In a world where politicians are animals and corruption is everywhere, do you have the integrity of Mousey, or the ruthlessness of Croccy? Will you fight your campaign on issues and in the best interests of the people, or will you succumb to the easier path of bribery and intimidation? Will you win votes…or will you buy them?
This new turn-based strategy game is developed by Philippines-based studio Squeaky Wheel and published by Democracy-3 developers Positech Games. Political Animals features a choice of playable characters, a choice of different maps and a number of strategies you can employ to win over the population, district by district.
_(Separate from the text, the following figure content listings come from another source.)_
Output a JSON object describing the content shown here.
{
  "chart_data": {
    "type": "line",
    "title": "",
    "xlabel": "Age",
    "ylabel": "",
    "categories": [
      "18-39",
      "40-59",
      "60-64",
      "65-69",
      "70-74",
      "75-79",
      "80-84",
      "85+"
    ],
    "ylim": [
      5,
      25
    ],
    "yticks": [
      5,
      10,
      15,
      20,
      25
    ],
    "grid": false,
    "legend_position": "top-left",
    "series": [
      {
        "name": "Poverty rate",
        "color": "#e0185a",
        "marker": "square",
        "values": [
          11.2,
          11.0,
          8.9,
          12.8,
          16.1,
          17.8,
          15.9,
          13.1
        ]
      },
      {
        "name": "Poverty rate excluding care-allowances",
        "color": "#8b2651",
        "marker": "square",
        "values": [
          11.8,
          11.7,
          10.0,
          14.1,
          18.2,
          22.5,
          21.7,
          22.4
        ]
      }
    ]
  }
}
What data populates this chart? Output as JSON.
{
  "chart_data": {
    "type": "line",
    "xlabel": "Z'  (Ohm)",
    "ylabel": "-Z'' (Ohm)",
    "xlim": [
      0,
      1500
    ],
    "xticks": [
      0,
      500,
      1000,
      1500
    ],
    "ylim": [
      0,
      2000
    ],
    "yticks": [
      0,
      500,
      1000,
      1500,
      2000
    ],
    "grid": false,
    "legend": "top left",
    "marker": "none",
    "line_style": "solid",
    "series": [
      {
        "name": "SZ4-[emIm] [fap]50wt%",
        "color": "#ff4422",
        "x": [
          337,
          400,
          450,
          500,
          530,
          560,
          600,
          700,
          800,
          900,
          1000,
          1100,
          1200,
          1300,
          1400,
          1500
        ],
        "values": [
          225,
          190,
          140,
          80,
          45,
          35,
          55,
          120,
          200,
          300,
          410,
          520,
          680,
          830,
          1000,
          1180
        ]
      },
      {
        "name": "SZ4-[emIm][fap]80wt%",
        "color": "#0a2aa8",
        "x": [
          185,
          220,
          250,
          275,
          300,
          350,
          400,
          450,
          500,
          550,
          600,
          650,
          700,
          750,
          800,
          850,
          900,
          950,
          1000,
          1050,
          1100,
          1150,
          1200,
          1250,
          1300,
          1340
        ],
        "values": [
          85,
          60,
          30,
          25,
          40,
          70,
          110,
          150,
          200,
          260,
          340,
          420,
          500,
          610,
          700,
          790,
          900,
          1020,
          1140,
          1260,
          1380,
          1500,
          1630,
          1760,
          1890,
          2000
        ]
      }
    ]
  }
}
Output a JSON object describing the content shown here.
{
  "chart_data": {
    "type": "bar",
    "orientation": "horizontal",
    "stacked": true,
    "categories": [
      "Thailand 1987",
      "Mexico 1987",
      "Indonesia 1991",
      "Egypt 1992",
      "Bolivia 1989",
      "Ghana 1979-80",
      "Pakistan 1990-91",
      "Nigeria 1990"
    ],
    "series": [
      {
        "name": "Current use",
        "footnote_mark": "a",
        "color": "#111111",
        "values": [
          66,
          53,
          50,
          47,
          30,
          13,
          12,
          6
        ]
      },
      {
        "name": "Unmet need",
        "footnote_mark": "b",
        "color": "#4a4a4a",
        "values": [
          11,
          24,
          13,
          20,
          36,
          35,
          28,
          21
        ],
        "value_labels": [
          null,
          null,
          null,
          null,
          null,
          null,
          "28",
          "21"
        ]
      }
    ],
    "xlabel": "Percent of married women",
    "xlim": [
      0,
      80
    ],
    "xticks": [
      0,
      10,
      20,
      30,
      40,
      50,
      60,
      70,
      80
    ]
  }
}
Each turn you spend points to move your candidate and their supporting ‘agents’ around the political landscape to whip up popular support. You can bribe the voters to support you, raise funds from the wealthy, give gifts to the influential local district patrons, or hold rallies to build grass-roots support from the electorate. Along the way, expect to encounter random events, scandals and the agents of your opponent.
Like any modern election campaign, finances will play a big role in your day-to-day electioneering. Raising funds is a big part of your candidate’s role, and you will find yourself crisscrossing the islands to empty the pockets of the wealthy in a ‘good’ cause. Of course, it’s no good raising money if you don’t intend to spend it, but the choice between campaigning and bribery is one that only you can make.
Don’t think you have to play the part of ‘goody-two-shoes’ Mousey, you can play Political Animals any way you want. Fill your campaign team with thugs and agents that will intimidate the opposition, blockade them from entering certain districts, or maybe if you prefer a subtler form of corruption, fabricate some press scandals to ruin your opponent’s image. After all, all’s fair in love, war and politics right?